Apr 12, 2011

What happens when artists sober up

"Martin Scorsese put down drugs and made two comedies and a film about Jesus. Raymond Carver quit the booze and produced Cathedral, an unexpectedly redemptive volume of stories, complete with allegorical blind men, praised by critics for the luminosity of its prose. Damien Hirst got sober and produced a version of the Last Supper featuring ping pong balls and a series of dazzlingly colorful butterfly paintings. Even Charles Bukowski, briefly sober to battle tuberculosis, found himself composing a series of poems about his cats and one about the “little bluebird in my heart.”
I say,
stay down, do you want to mess
me up?
you want to screw up the
works?
you want to blow my book sales in
Europe?
The headaches are biggest for the bad boys, whether bad boy poets (Bukowksi), bad boy painters (Hirst), or bad boy actors (Sheen).

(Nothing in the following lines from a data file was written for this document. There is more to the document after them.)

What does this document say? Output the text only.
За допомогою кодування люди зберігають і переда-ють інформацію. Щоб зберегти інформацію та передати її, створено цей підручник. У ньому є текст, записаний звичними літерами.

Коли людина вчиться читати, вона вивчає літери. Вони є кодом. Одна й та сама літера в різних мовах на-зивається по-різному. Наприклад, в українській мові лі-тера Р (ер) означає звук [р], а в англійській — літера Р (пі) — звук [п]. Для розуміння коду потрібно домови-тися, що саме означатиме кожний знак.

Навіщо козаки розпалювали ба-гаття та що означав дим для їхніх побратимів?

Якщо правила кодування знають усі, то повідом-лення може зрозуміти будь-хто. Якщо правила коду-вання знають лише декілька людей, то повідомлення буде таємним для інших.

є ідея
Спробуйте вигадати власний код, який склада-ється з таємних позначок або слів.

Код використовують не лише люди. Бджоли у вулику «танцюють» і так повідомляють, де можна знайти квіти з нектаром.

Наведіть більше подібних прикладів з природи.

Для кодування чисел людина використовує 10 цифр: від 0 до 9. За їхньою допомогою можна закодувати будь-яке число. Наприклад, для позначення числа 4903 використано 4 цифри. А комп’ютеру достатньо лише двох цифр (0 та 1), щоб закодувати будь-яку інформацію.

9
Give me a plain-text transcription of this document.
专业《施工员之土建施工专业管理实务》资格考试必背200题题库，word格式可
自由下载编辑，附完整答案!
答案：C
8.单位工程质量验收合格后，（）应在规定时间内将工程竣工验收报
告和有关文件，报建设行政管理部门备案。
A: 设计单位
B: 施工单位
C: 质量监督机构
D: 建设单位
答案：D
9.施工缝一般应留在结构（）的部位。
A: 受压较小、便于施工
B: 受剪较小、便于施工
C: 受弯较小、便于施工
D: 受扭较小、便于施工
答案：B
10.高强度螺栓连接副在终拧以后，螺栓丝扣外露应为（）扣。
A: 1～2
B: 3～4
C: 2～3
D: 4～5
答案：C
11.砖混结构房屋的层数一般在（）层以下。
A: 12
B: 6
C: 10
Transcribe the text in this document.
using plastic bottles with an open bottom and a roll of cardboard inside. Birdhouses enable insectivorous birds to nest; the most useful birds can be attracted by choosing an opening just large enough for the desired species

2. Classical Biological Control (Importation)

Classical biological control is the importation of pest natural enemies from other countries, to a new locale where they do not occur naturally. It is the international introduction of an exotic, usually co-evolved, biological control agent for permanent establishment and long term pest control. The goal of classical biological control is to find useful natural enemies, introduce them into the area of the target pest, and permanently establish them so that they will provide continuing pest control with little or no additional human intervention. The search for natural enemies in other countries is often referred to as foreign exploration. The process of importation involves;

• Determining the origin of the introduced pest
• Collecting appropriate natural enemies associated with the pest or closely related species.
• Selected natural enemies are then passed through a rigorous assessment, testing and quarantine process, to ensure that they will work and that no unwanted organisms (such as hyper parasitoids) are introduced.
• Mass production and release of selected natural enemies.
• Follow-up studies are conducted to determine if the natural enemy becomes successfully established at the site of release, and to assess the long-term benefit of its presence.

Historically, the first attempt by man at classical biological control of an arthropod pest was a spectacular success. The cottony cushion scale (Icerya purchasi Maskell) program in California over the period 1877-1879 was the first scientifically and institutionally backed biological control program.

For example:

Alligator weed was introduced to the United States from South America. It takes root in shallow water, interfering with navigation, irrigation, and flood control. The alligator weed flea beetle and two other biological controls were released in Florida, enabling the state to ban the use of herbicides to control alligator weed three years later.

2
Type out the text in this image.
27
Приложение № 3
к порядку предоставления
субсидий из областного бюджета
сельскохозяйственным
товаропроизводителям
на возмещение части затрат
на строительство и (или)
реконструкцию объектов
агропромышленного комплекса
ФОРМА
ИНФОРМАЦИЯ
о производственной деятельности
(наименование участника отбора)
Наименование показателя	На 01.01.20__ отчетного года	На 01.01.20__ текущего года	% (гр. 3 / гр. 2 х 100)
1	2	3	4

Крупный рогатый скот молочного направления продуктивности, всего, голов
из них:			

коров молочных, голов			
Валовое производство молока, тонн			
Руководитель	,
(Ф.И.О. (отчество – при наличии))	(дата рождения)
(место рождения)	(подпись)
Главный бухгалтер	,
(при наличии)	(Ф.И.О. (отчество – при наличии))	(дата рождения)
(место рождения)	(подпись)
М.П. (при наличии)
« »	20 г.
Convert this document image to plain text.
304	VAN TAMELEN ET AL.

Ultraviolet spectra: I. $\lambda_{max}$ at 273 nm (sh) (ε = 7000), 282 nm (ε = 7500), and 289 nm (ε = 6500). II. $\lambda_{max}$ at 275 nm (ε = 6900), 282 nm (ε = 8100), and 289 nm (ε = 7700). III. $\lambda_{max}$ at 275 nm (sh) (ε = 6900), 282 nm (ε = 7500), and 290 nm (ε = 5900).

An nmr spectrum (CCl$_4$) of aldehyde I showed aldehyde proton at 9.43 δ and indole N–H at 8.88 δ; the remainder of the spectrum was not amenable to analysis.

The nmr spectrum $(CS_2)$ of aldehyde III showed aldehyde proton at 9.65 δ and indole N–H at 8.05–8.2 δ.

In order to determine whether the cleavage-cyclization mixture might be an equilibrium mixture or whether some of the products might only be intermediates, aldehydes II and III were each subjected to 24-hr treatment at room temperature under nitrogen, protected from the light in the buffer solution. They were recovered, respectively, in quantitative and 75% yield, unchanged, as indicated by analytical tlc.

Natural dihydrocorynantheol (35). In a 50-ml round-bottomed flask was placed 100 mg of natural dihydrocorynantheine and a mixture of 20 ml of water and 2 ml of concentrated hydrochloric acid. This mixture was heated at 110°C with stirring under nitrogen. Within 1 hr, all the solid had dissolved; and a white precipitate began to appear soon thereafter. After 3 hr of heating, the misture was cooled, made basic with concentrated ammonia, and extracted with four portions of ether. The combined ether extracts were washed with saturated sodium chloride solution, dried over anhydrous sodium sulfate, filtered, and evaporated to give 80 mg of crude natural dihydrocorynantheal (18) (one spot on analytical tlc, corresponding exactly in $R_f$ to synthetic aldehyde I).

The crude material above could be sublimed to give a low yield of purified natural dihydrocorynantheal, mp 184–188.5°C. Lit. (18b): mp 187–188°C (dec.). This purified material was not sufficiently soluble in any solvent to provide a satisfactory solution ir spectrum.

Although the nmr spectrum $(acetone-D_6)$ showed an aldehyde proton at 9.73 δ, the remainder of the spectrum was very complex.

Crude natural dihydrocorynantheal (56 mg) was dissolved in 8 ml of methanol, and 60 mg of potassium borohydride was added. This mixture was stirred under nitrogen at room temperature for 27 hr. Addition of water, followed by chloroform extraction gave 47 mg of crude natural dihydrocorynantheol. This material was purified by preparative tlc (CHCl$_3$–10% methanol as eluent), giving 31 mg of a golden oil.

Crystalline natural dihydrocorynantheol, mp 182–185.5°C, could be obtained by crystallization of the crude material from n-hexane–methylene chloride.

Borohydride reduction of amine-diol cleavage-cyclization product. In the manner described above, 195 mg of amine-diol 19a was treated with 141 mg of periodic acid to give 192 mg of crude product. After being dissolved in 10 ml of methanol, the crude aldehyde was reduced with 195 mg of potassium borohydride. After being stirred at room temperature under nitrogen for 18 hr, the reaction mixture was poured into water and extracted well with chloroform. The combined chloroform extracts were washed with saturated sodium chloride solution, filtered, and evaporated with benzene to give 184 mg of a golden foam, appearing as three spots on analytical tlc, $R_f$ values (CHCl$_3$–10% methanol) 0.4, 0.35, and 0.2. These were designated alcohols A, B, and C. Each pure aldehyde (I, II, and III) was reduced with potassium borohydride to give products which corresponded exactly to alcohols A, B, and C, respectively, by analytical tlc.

Theirs is the most humbling of climb-downs. Dark sides tend to shrivel beneath the pitiless fluorescent glare of the rehab; nothing shrinks the gonads more than the prospect of drawing up an amends list to the bats whose heads you’ve bitten off. Stephen King used to drink a case of sixteen-ounce tallboys a night—he can barely remember writing Cujo, he was so loaded—but after a family intervention in 1987, he finally sobered up, although arguably his work knew before he did. One of the things that makes The Shining one of the best books ever written about alcoholism is that it doesn’t know what it is about. It was an act of urgent self-diagnosis, conducted in the pitch dark. Once King shone a light into the closet and found out what the real monster was, his work took on a much baggier, more therapeutic feel, with less overly supernatural elements and more in the way psychological demons, metaphorical ghosts. His novels self-exorcised."